QENE™ is deployed across any industry. Its versatility is bounded only by human creativity.
FAQs
🔹 What is the difference between software engineering and computer science?
Software engineering focuses on designing, building, testing, and maintaining software systems using engineering principles. Computer science is broader—it explores algorithms, data structures, computation theory, and the mathematical foundations of computing.
🔹 What is an API and why is it important?
An API (Application Programming Interface) is a set of rules that allows different software systems to communicate. APIs enable modular development, third-party integrations, and scalable architecture—making them essential for modern software ecosystems.
🔹 What is the difference between front-end and back-end development?

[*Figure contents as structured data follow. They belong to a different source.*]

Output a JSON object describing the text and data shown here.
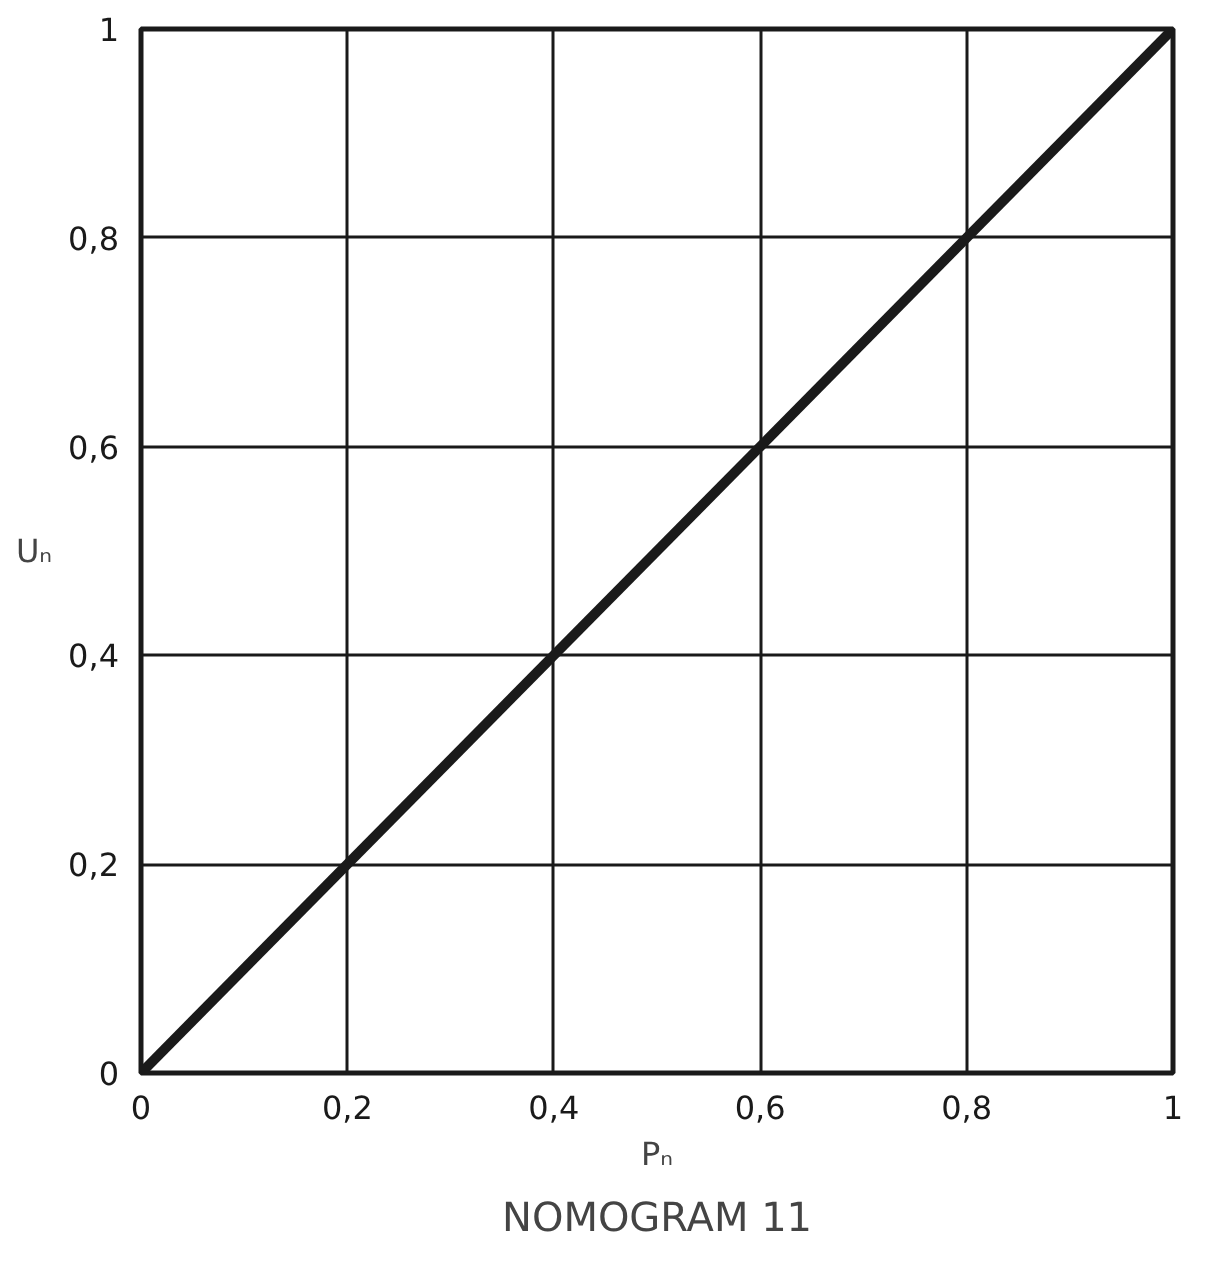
{
  "chart_data": {
    "type": "line",
    "title": "NOMOGRAM 11",
    "xlabel": "Pₙ",
    "ylabel": "Uₙ",
    "x": [
      0,
      1
    ],
    "series": [
      {
        "color": "#1a1a1a",
        "values": [
          0,
          1
        ]
      }
    ],
    "xlim": [
      0,
      1
    ],
    "ylim": [
      0,
      1
    ],
    "xticks": [
      0,
      {
        "value": 0.2,
        "label": "0,2"
      },
      {
        "value": 0.4,
        "label": "0,4"
      },
      {
        "value": 0.6,
        "label": "0,6"
      },
      {
        "value": 0.8,
        "label": "0,8"
      },
      1
    ],
    "yticks": [
      0,
      {
        "value": 0.2,
        "label": "0,2"
      },
      {
        "value": 0.4,
        "label": "0,4"
      },
      {
        "value": 0.6,
        "label": "0,6"
      },
      {
        "value": 0.8,
        "label": "0,8"
      },
      1
    ],
    "grid": true,
    "line_style": "solid"
  }
}
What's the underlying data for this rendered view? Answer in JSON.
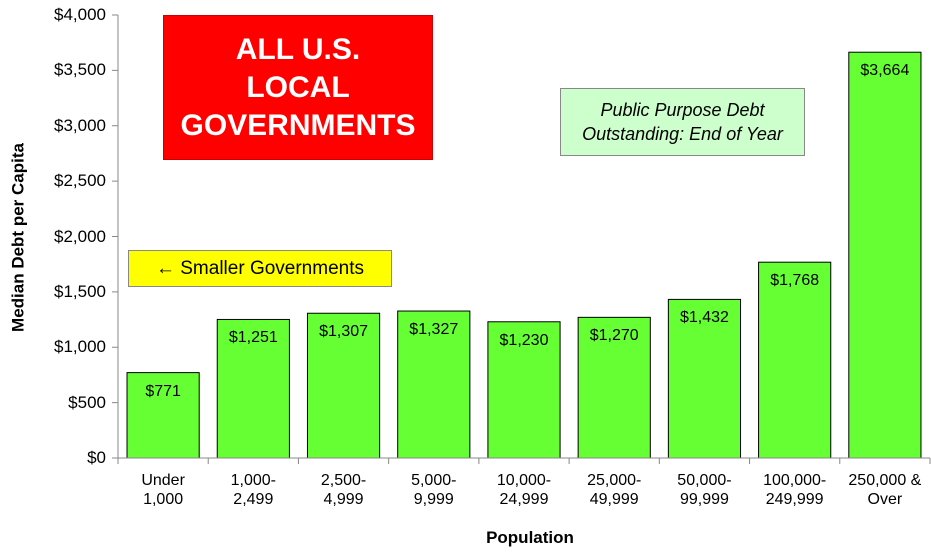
{
  "chart_data": {
    "type": "bar",
    "x_label": "Population",
    "y_label": "Median Debt per Capita",
    "categories": [
      "Under\n1,000",
      "1,000-\n2,499",
      "2,500-\n4,999",
      "5,000-\n9,999",
      "10,000-\n24,999",
      "25,000-\n49,999",
      "50,000-\n99,999",
      "100,000-\n249,999",
      "250,000 &\nOver"
    ],
    "values": [
      771,
      1251,
      1307,
      1327,
      1230,
      1270,
      1432,
      1768,
      3664
    ],
    "value_labels": [
      "$771",
      "$1,251",
      "$1,307",
      "$1,327",
      "$1,230",
      "$1,270",
      "$1,432",
      "$1,768",
      "$3,664"
    ],
    "color": "#66ff33",
    "ylim": [
      0,
      4000
    ],
    "yticks": [
      {
        "value": 0,
        "label": "$0"
      },
      {
        "value": 500,
        "label": "$500"
      },
      {
        "value": 1000,
        "label": "$1,000"
      },
      {
        "value": 1500,
        "label": "$1,500"
      },
      {
        "value": 2000,
        "label": "$2,000"
      },
      {
        "value": 2500,
        "label": "$2,500"
      },
      {
        "value": 3000,
        "label": "$3,000"
      },
      {
        "value": 3500,
        "label": "$3,500"
      },
      {
        "value": 4000,
        "label": "$4,000"
      }
    ],
    "grid": false,
    "annotations": [
      "ALL U.S.\nLOCAL\nGOVERNMENTS",
      "Public Purpose Debt\nOutstanding: End of Year",
      "← Smaller Governments"
    ]
  }
}
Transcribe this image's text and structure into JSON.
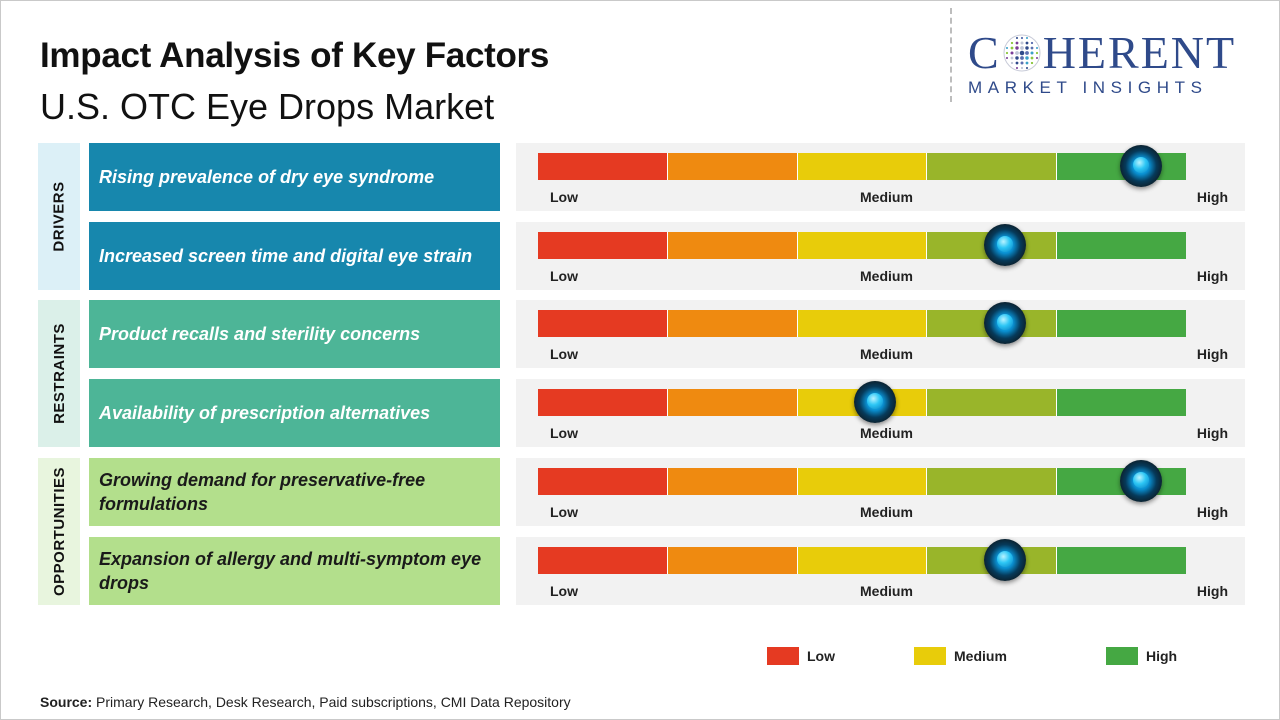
{
  "title": "Impact Analysis of Key Factors",
  "subtitle": "U.S. OTC Eye Drops Market",
  "logo": {
    "word_left": "C",
    "word_right": "HERENT",
    "tagline": "MARKET INSIGHTS"
  },
  "groups": {
    "drivers": "DRIVERS",
    "restraints": "RESTRAINTS",
    "opportunities": "OPPORTUNITIES"
  },
  "scale": {
    "low": "Low",
    "medium": "Medium",
    "high": "High"
  },
  "colors": {
    "drivers_group": "#dcf0f7",
    "drivers_factor": "#1787ad",
    "restraints_group": "#dbf0e9",
    "restraints_factor": "#4db597",
    "opportunities_group": "#e8f5de",
    "opportunities_factor": "#b3df8c",
    "segments": [
      "#e53a22",
      "#ef8a10",
      "#e8cc0a",
      "#99b52a",
      "#45a843"
    ]
  },
  "chart_data": {
    "type": "gauge",
    "scale_min": 0,
    "scale_max": 1,
    "factors": [
      {
        "group": "DRIVERS",
        "label": "Rising prevalence of dry eye syndrome",
        "impact": 0.93
      },
      {
        "group": "DRIVERS",
        "label": "Increased screen time and digital eye strain",
        "impact": 0.72
      },
      {
        "group": "RESTRAINTS",
        "label": "Product recalls and sterility concerns",
        "impact": 0.72
      },
      {
        "group": "RESTRAINTS",
        "label": "Availability of prescription alternatives",
        "impact": 0.52
      },
      {
        "group": "OPPORTUNITIES",
        "label": "Growing demand for preservative-free formulations",
        "impact": 0.93
      },
      {
        "group": "OPPORTUNITIES",
        "label": "Expansion of allergy and multi-symptom eye drops",
        "impact": 0.72
      }
    ],
    "legend": [
      {
        "label": "Low",
        "color": "#e53a22"
      },
      {
        "label": "Medium",
        "color": "#e8cc0a"
      },
      {
        "label": "High",
        "color": "#45a843"
      }
    ]
  },
  "source": {
    "label": "Source:",
    "text": " Primary Research, Desk Research, Paid subscriptions, CMI Data Repository"
  }
}
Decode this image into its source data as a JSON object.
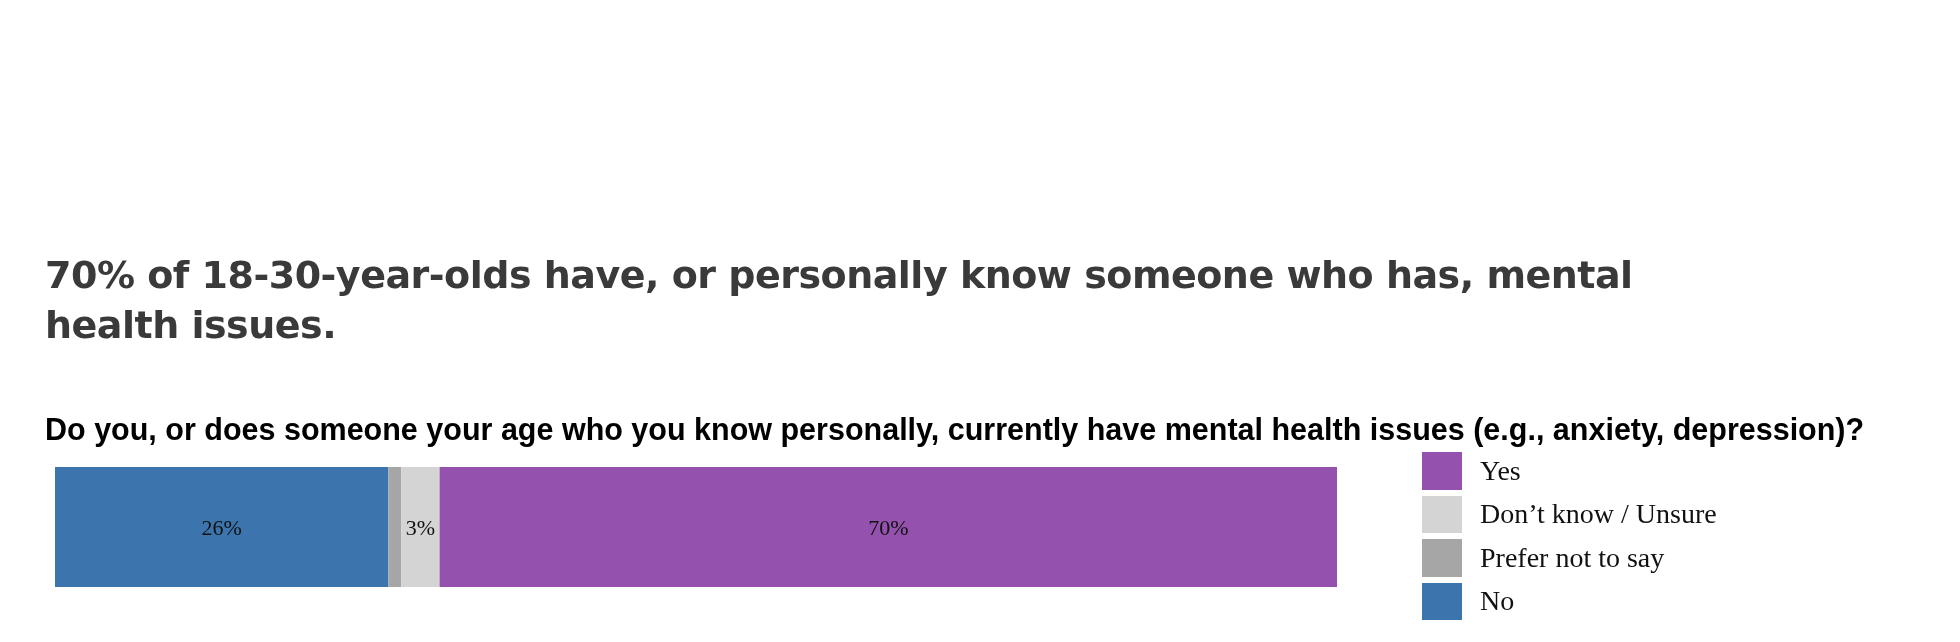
{
  "chart_data": {
    "type": "bar",
    "orientation": "horizontal",
    "stacked": true,
    "title": "70% of 18-30-year-olds have, or personally know someone who has, mental health issues.",
    "subtitle": "Do you, or does someone your age who you know personally, currently have mental health issues (e.g., anxiety, depression)?",
    "categories": [
      null
    ],
    "series": [
      {
        "name": "No",
        "color": "#3c75ad",
        "values": [
          26
        ],
        "value_labels": [
          "26%"
        ]
      },
      {
        "name": "Prefer not to say",
        "color": "#a6a6a6",
        "values": [
          1
        ],
        "value_labels": [
          null
        ]
      },
      {
        "name": "Don’t know / Unsure",
        "color": "#d4d4d4",
        "values": [
          3
        ],
        "value_labels": [
          "3%"
        ]
      },
      {
        "name": "Yes",
        "color": "#9452ae",
        "values": [
          70
        ],
        "value_labels": [
          "70%"
        ]
      }
    ],
    "legend": "right",
    "tick_labels": false
  }
}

Front-end development deals with the user interface and experience—what users see and interact with. Back-end development handles server-side logic, databases, and application infrastructure. Together, they form a full-stack system.
🔹 What is version control and why is Git so popular?
Version control tracks changes to code over time, allowing teams to collaborate, revert, and branch safely. Git is popular because it’s distributed, fast, and supports branching workflows. Platforms like GitHub and GitLab have made Git central to modern development.
🔹 What is software scalability?
Scalability refers to a system’s ability to handle increased load—users, data, or transactions—without performance degradation. Scalable software can grow with demand, often through modular architecture, cloud deployment, and optimized resource management.